Statistically, the need for improved hemostasis devices is demonstrated by the number of prevalent patients in the United States with end-stage renal disease, which is expected to increase from 326,000 in 1998 to over 666,000 by 2010. Most of these patients will receive renal replacement therapy through hemodialysis. For a large portion of these patients, percutaneous access will be necessary to maintain dialysis shunt function. These patients also require ongoing periodic radiologic treatments with angioplasty balloons, stents, and clot removal devices to maintain dialysis shunt function. According to the United States Renal Data System, Medicare expenditures on dialysis access totaled nearly 1 billion dollars in 1994. Since that time, progressive escalation in the number of dialysis interventions has occurred. From 1991 to 1998, a 65% increase in prevalent dialysis patients was observed with a 100% increase in shunt blood clot removal procedures (declots) and a 65% increase in angioplasty and other procedures (revisions).
The duration of bleeding is highly variable among patients and depends on many factors, including the size of the vascular sheath used for the treatment procedure, the dose and elimination of heparin and other blood thinning agents, the anatomy of the patient, and the hemodynamic pressure within the dialysis shunt. Because patients will differ in bleeding tendency, a simple and effective means of reapplying tension to the puncture site is highly advantageous.
The prior art tourniquet devices pass through a single loop of purse-string suture and achieve hemostasis through twisting and traction of the skin at the puncture site. This produces unnecessary distortion of the puncture site, which, in Applicant's experience, leads to rebleeding once the tourniquet has been loosened. The present inventive methods and devices provide uniform, circumferential tension around the puncture site and can be quickly reapplied when necessary, while producing minimal distortion or traction on the skin.

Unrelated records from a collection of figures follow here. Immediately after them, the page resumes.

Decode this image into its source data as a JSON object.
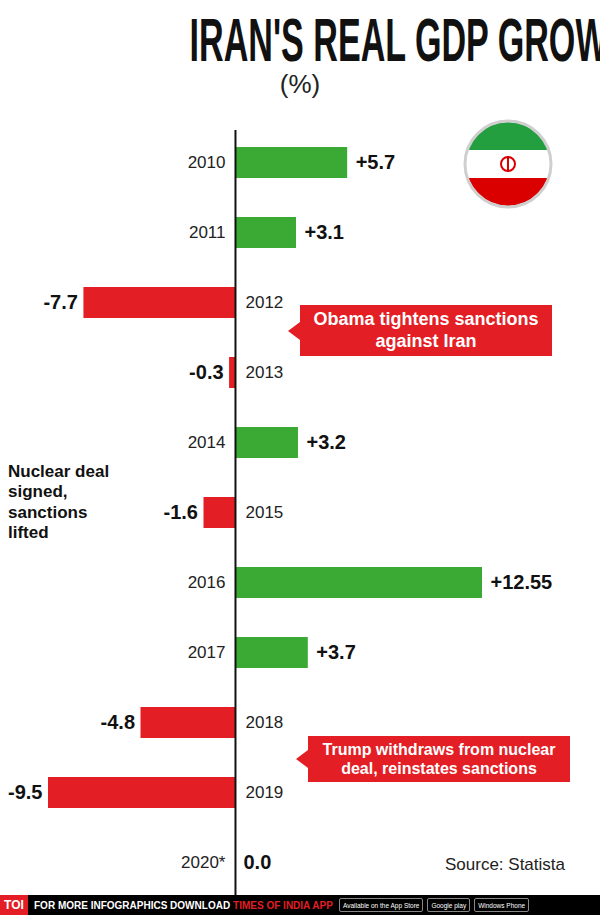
{
  "chart_data": {
    "type": "bar",
    "orientation": "horizontal",
    "title": "IRAN'S REAL GDP GROWTH",
    "subtitle": "(%)",
    "categories": [
      "2010",
      "2011",
      "2012",
      "2013",
      "2014",
      "2015",
      "2016",
      "2017",
      "2018",
      "2019",
      "2020*"
    ],
    "values": [
      5.7,
      3.1,
      -7.7,
      -0.3,
      3.2,
      -1.6,
      12.55,
      3.7,
      -4.8,
      -9.5,
      0.0
    ],
    "value_labels": [
      "+5.7",
      "+3.1",
      "-7.7",
      "-0.3",
      "+3.2",
      "-1.6",
      "+12.55",
      "+3.7",
      "-4.8",
      "-9.5",
      "0.0"
    ],
    "colors": [
      "#3aaa35",
      "#3aaa35",
      "#e31e24",
      "#e31e24",
      "#3aaa35",
      "#e31e24",
      "#3aaa35",
      "#3aaa35",
      "#e31e24",
      "#e31e24",
      "#3aaa35"
    ],
    "xlim": [
      -9.5,
      12.55
    ],
    "data_labels": true,
    "tick_labels": "y",
    "grid": false,
    "annotations": [
      "Obama tightens sanctions against Iran",
      "Nuclear deal signed, sanctions lifted",
      "Trump withdraws from nuclear deal, reinstates sanctions"
    ],
    "source": "Source: Statista",
    "footer": {
      "logo": "TOI",
      "text": "FOR MORE INFOGRAPHICS DOWNLOAD",
      "highlight": "TIMES OF INDIA APP",
      "badges": [
        "Available on the App Store",
        "Google play",
        "Windows Phone"
      ]
    }
  }
}
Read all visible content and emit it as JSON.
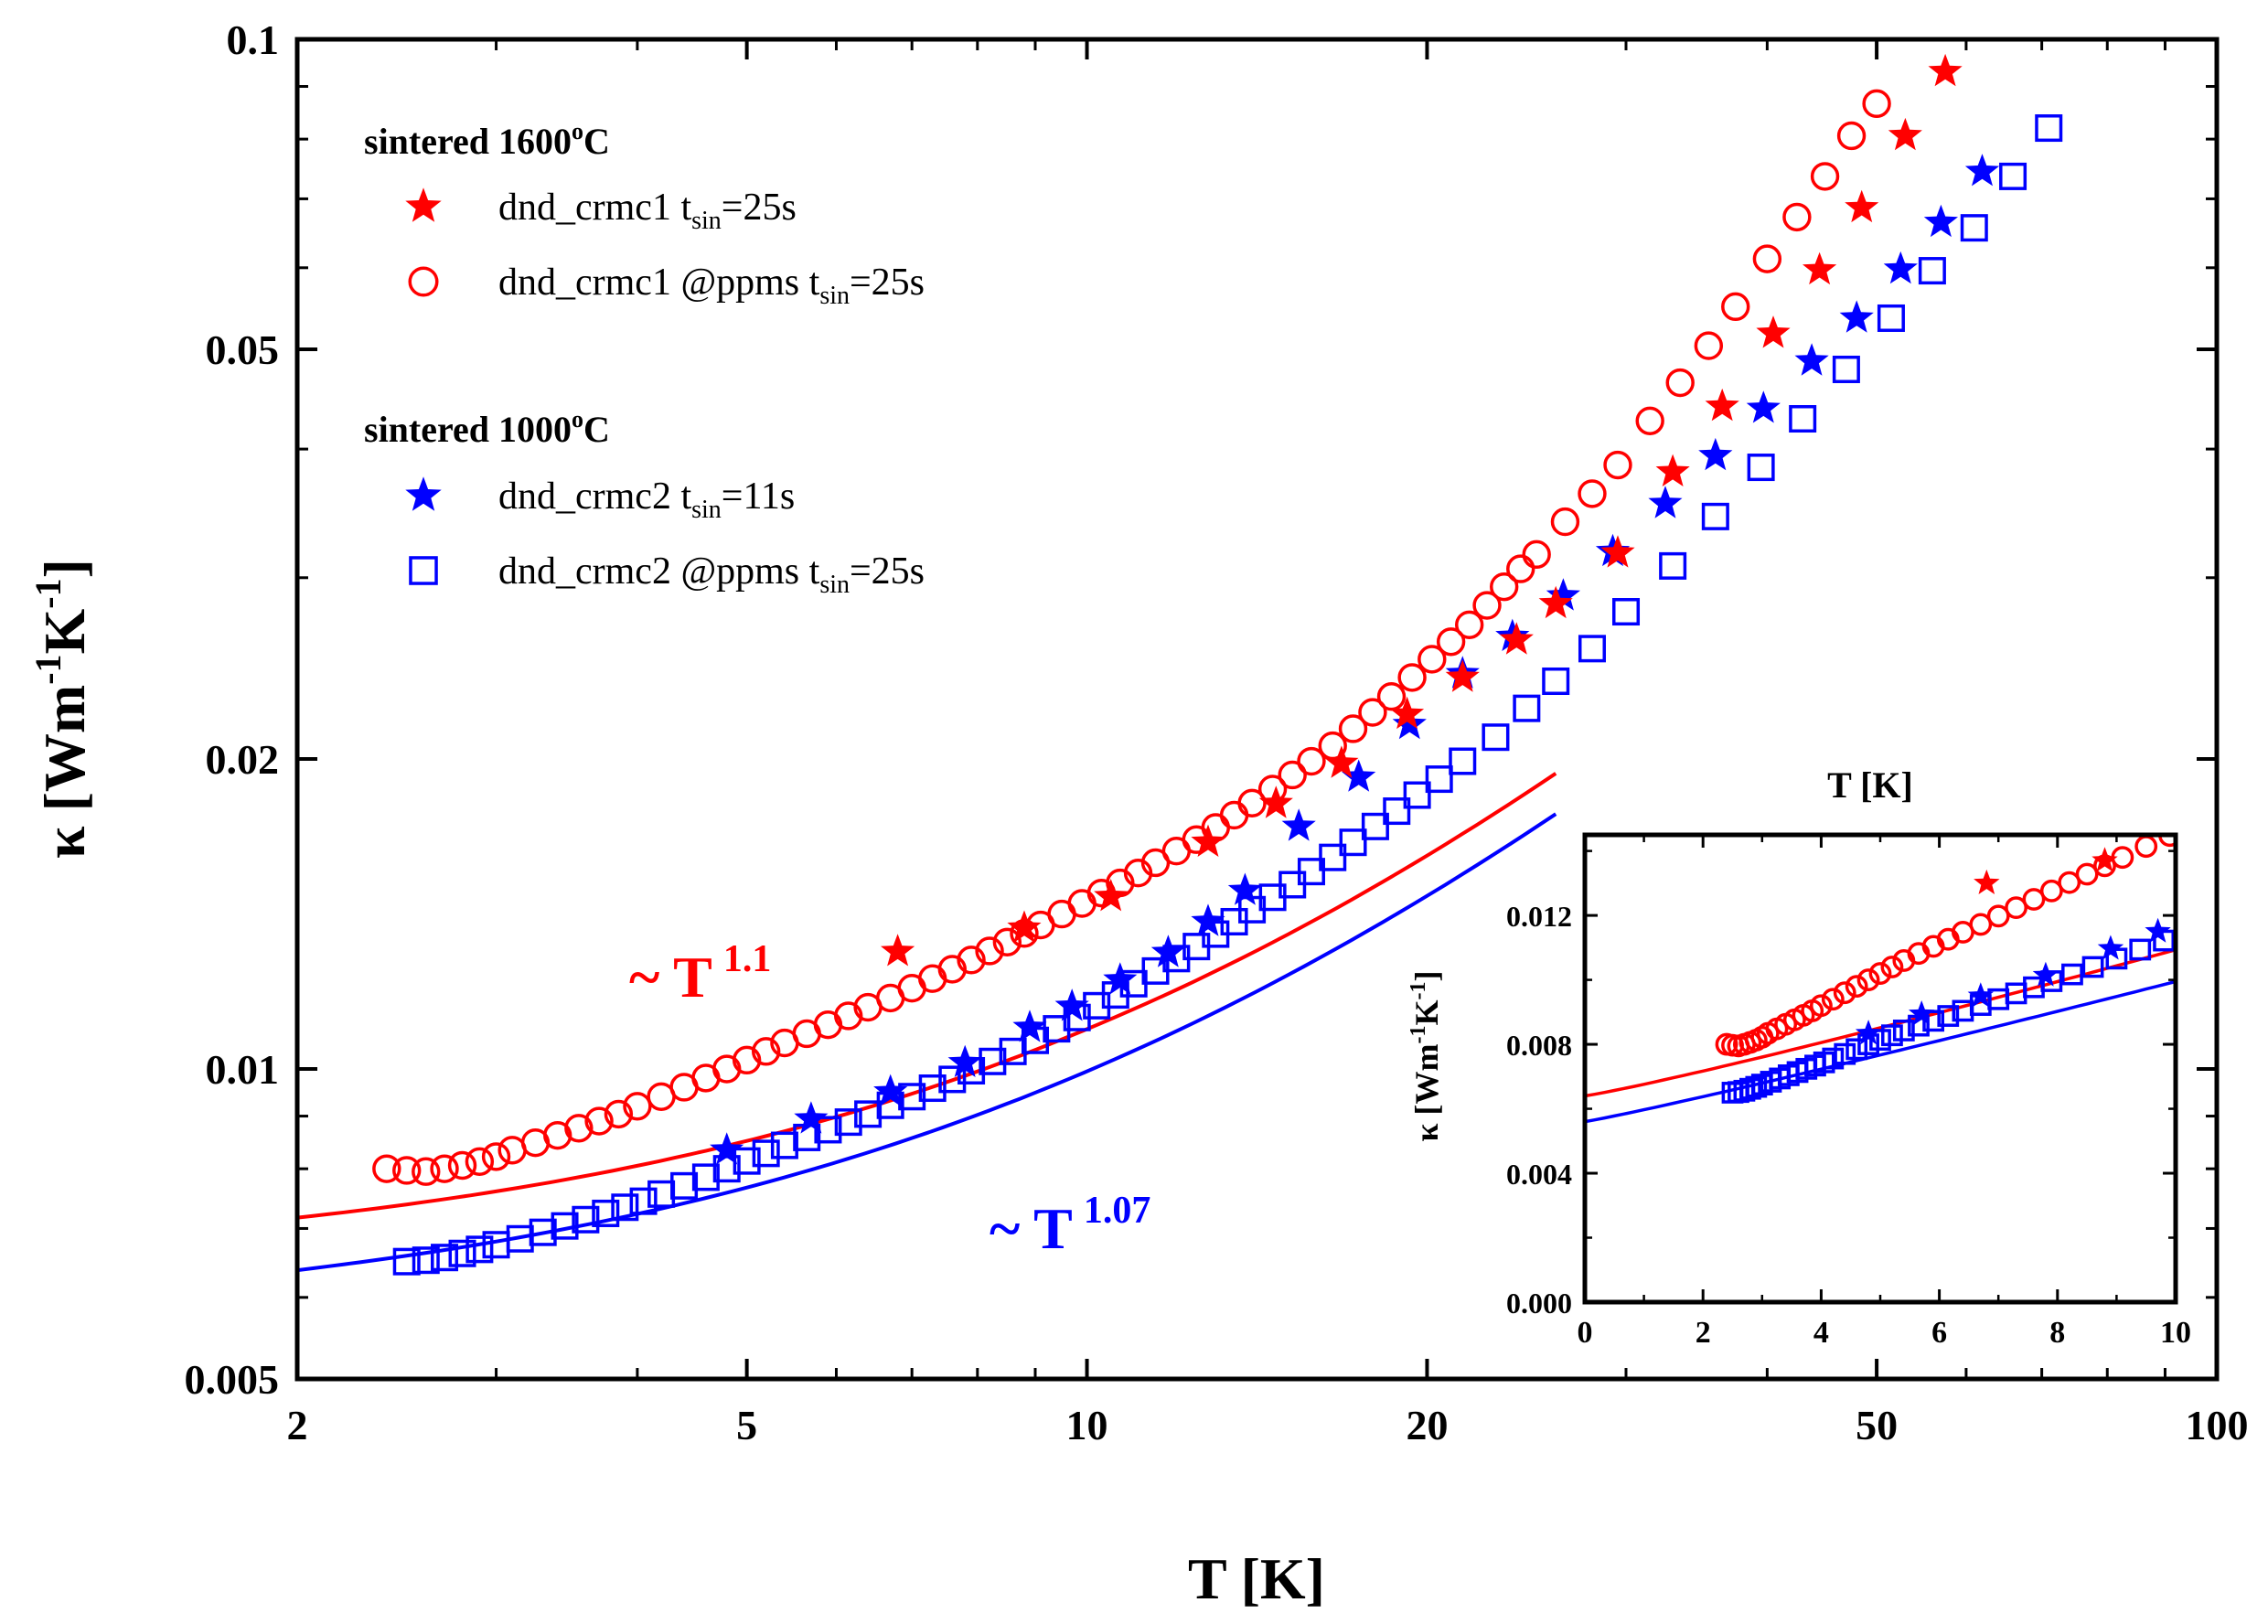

Further, by removing the suture the same day as the surgery, there is a decreased risk of infection when compared to leaving in a suture for several days. When using the methods of the present invention, the requirements for coagulation testing prior to intervention may be relaxed. In patients with elevated INR, we have successfully performed interventions without complication, although we leave the hemostasis device on longer.
Thus, the present invention provides a simple, rapid method for obtaining a puncture site hemostasis following percutaneous intervention or injury, particularly of dialysis shunts and the like. The inventive methods provide uniform, circumferential tension around the puncture site and can be quickly reapplied when necessary. The potential benefits and advantages over existing techniques include rapid and reversible tension on the puncture site, reduced twisting and traction of the skin at the puncture site, and reduced physician intervention and improved efficiency in patient care resulting lower cost of medical care. Further, the inventive methods consistently obviate the need for follow-up appointments to remove a purse-string suture at a later date.